Severe burn injury induces a unique immunocompromised state in affected patients. The leading cause of death in burn-injured patients is sepsis.  Infections are frequently caused by gram negative (GN) bacteria and are increasingly difficult to treat due to antibiotic resistance.  Resistance to carbapenems conferred by New Delhi metallo beta lactamase-1 (NDM-1) has become a global health concern, especially for susceptible burn-injured patients.

Hypothesis:

In this case series, we aim to describe a regional burn center’s strategy in the treatment and prevention of carbapenem resistant GN bacteria conferred by NDM-1.

Methods:

Patients admitted to a regional burn center with clinical isolates positive for NDM-1 were retrospectively reviewed from 2021 to 2023. Demographics, culture data, location of isolates, antibiotic treatment, infectious control measures, unit decontamination strategies, and clinical outcomes were collected.

Results:

Over a three-year period, seven total clinical isolates of carbapenem resistant GN bacteria conferred by NDM-1 were identified.

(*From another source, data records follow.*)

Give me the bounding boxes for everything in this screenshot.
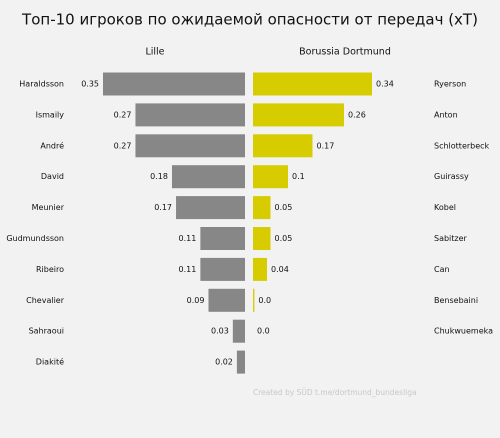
category-label: Guirassy [434, 172, 469, 181]
chart-title: Топ-10 игроков по ожидаемой опасности от… [21, 11, 478, 29]
category-label: Meunier [32, 203, 65, 212]
value-label: 0.09 [187, 296, 205, 305]
value-label: 0.11 [179, 234, 197, 243]
value-label: 0.34 [376, 80, 394, 89]
bar [171, 165, 245, 189]
category-label: André [40, 140, 64, 150]
panel-title: Borussia Dortmund [299, 47, 391, 58]
bar [253, 196, 271, 220]
value-label: 0.05 [275, 203, 293, 212]
category-label: Ismaily [36, 110, 65, 119]
category-label: Ryerson [434, 80, 466, 89]
bar [135, 134, 245, 158]
bar [103, 72, 245, 96]
category-label: Kobel [434, 203, 456, 212]
bar [200, 257, 245, 281]
bar [253, 257, 267, 281]
category-label: Can [434, 265, 450, 274]
category-label: Sabitzer [434, 234, 468, 243]
category-label: Ribeiro [36, 265, 64, 274]
bar [236, 350, 245, 374]
category-label: Sahraoui [29, 327, 64, 336]
value-label: 0.11 [179, 265, 197, 274]
category-label: Anton [434, 110, 458, 119]
value-label: 0.05 [275, 234, 293, 243]
value-label: 0.18 [150, 172, 168, 181]
category-label: Gudmundsson [6, 234, 64, 243]
value-label: 0.03 [211, 327, 229, 336]
value-label: 0.27 [114, 141, 132, 150]
bar [253, 288, 255, 312]
value-label: 0.17 [317, 141, 335, 150]
footer: Created by SÜD t.me/dortmund_bundesliga [253, 388, 417, 397]
bar [200, 227, 245, 250]
value-label: 0.17 [154, 203, 172, 212]
category-label: Diakité [36, 357, 64, 367]
category-label: Chevalier [26, 296, 65, 305]
bar [253, 134, 313, 158]
value-label: 0.35 [81, 80, 99, 89]
category-label: Schlotterbeck [434, 141, 490, 150]
bar [253, 227, 271, 250]
bar [253, 165, 288, 189]
value-label: 0.0 [258, 296, 271, 305]
bar [176, 196, 245, 220]
bar [232, 319, 245, 343]
value-label: 0.04 [271, 265, 289, 274]
bar [208, 288, 245, 312]
category-label: Bensebaini [434, 296, 478, 305]
category-label: David [41, 172, 64, 181]
bar [253, 103, 344, 127]
bar [135, 103, 245, 127]
value-label: 0.02 [215, 358, 233, 367]
bar [253, 72, 372, 96]
panel-title: Lille [145, 47, 164, 58]
value-label: 0.27 [114, 110, 132, 119]
value-label: 0.26 [348, 110, 366, 119]
value-label: 0.0 [257, 327, 270, 336]
category-label: Haraldsson [19, 80, 64, 89]
category-label: Chukwuemeka [434, 327, 493, 336]
value-label: 0.1 [292, 172, 305, 181]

Of these, six patients sustained burn injury sizes ranging from 15 to 65% and one patient was admitted with a desquamating rash secondary to beta-lactam antibiotics.  Clinical isolates were obtained from blood, bronchoalveolar lavage, and wound cultures. GN bacteria with NDM-1 resistance included Klebsiella pneumoniae, Enterobacter cloacae, Escherichia coli, and Acinetobacter baumannii. Infectious disease consultation was made following identification of NDM-1 resistance. Antibiotic regimens included the following, 7-day course of IV ceftazidime/avibactam (2 patients), 7-day course of IV ceftazidime/avibactam and IV aztreonam (2 patients), 7-day course of IV Amikacin and IV colistin (1 patient), 5-day course of nebulized Amikacin (1 patient), and 14-day course of IV cefidericol (1 patient). All patients demonstrated clearance on interval culture data following treatment. Unit control measures included contact precautions for NDM-1 patients up to one year, contact precautions for all patients on the unit, and both surveillance rectal and wound swabs for all patients on the unit. One patient died after developing ischemic bowel.

Conclusions:

Carbapenem resistance from NDM-1 is becoming more prevalent and represents a unique risk for patients with severe burn injury or desquamating cutaneous disease. Identifying successful antibiotic stewardship, multidisciplinary support, and decontamination practices is crucial to achieve infection clearance.